Le constat est plutôt embarrassant pour le gouvernement Legault qui, déjà, a signé en 2019 une entente avec les médecins spécialistes contenant des économies largement inférieures à ce qu’il avait fait miroiter en campagne électorale.

Dans son rapport, Guylaine Leclerc revient sur la controverse autour de la « prime jaquette » versée aux médecins. Même si la FMSQ a promis d’y mettre fin en mars 2018, « l’abolition des codes de facturation pour l’ensemble des spécialités a finalement été complétée en mars 2021 seulement ».

Selon la VG, de mars 2015 à mars 2020 – donc avant la pandémie –, les dépenses de rémunération des médecins ont été inférieures aux enveloppes budgétaires d’un milliard de dollars de façon cumulative. Mais « ce solde qui augmente année après année est une occasion que le ministère de la Santé et des Services sociaux n’a pas saisie pour éviter d’accumuler des engagements financiers envers les médecins ou s’assurer que le volume de services médicaux rendus correspond aux prévisions ».

Comme le ministère n’a pas fait une analyse rigoureuse de la situation, il ignore la part de ce milliard qui représente des sommes dues aux médecins et celle qui représente des économies réelles.

La VG rappelle que l’enjeu est important puisque, comme elle l’avait expliqué dans un précédent rapport, les sommes non dépensées « ont historiquement été utilisées pour le versement rétroactif de forfaits aux médecins ou l’augmentation temporaire de tarifs médicaux, sans égard à l’amélioration des services ». Il existe aujourd’hui une clause pour limiter à certains cas précis l’utilisation de sommes non dépensées pour augmenter la rémunération des médecins.
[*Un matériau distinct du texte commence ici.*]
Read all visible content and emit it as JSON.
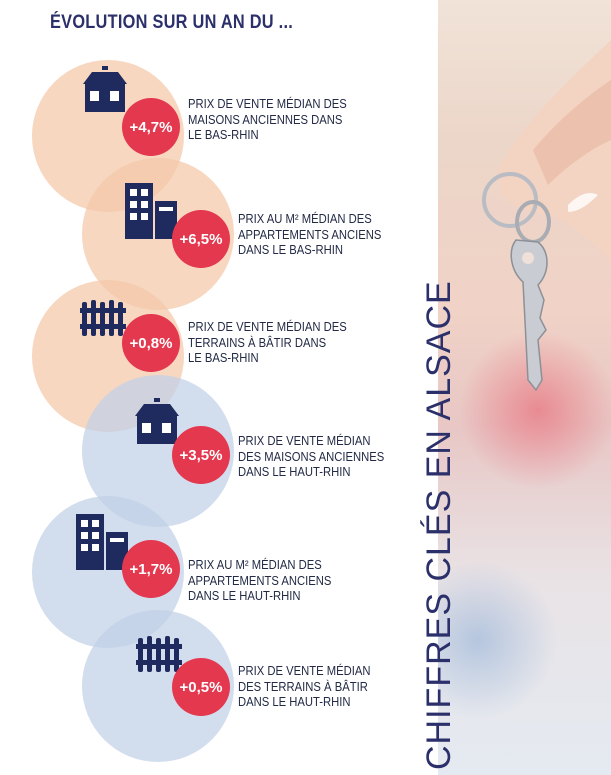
{
  "title": "ÉVOLUTION SUR UN AN DU ...",
  "side_title": "CHIFFRES CLÉS EN ALSACE",
  "colors": {
    "navy": "#1f2a5e",
    "red": "#e4384f",
    "orange_bubble": "#f4c7a8",
    "blue_bubble": "#c0d0e8"
  },
  "items": [
    {
      "icon": "house-icon",
      "value": "+4,7%",
      "lines": [
        "PRIX DE VENTE MÉDIAN DES",
        "MAISONS ANCIENNES DANS",
        "LE BAS-RHIN"
      ]
    },
    {
      "icon": "apartment-building-icon",
      "value": "+6,5%",
      "lines": [
        "PRIX AU M² MÉDIAN DES",
        "APPARTEMENTS ANCIENS",
        "DANS LE BAS-RHIN"
      ]
    },
    {
      "icon": "fence-icon",
      "value": "+0,8%",
      "lines": [
        "PRIX DE VENTE MÉDIAN DES",
        "TERRAINS À BÂTIR DANS",
        "LE BAS-RHIN"
      ]
    },
    {
      "icon": "house-icon",
      "value": "+3,5%",
      "lines": [
        "PRIX DE VENTE MÉDIAN",
        "DES MAISONS ANCIENNES",
        "DANS LE HAUT-RHIN"
      ]
    },
    {
      "icon": "apartment-building-icon",
      "value": "+1,7%",
      "lines": [
        "PRIX AU M² MÉDIAN DES",
        "APPARTEMENTS ANCIENS",
        "DANS LE HAUT-RHIN"
      ]
    },
    {
      "icon": "fence-icon",
      "value": "+0,5%",
      "lines": [
        "PRIX DE VENTE MÉDIAN",
        "DES TERRAINS À BÂTIR",
        "DANS LE HAUT-RHIN"
      ]
    }
  ]
}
Ce solde d’un milliard peut témoigner d’un problème d’accessibilité aux services pour les patients, selon la VG. « La part représentant des économies peut s’expliquer par un volume de services inférieur à ce qui était prévu dans les ententes et cela devrait soulever des interrogations et mener à des actions dans le contexte actuel de difficulté d’accès aux médecins. »

Le manque de suivi du ministère quant aux enveloppes budgétaires inquiète la VG, en particulier dans le contexte de l’après-pandémie. « Dans les années à venir, le rattrapage des soins à prévoir en raison du délestage de certaines activités risque d’entraîner une augmentation des dépenses de rémunération des médecins, et ainsi de générer le dépassement des enveloppes budgétaires », souligne-t-elle.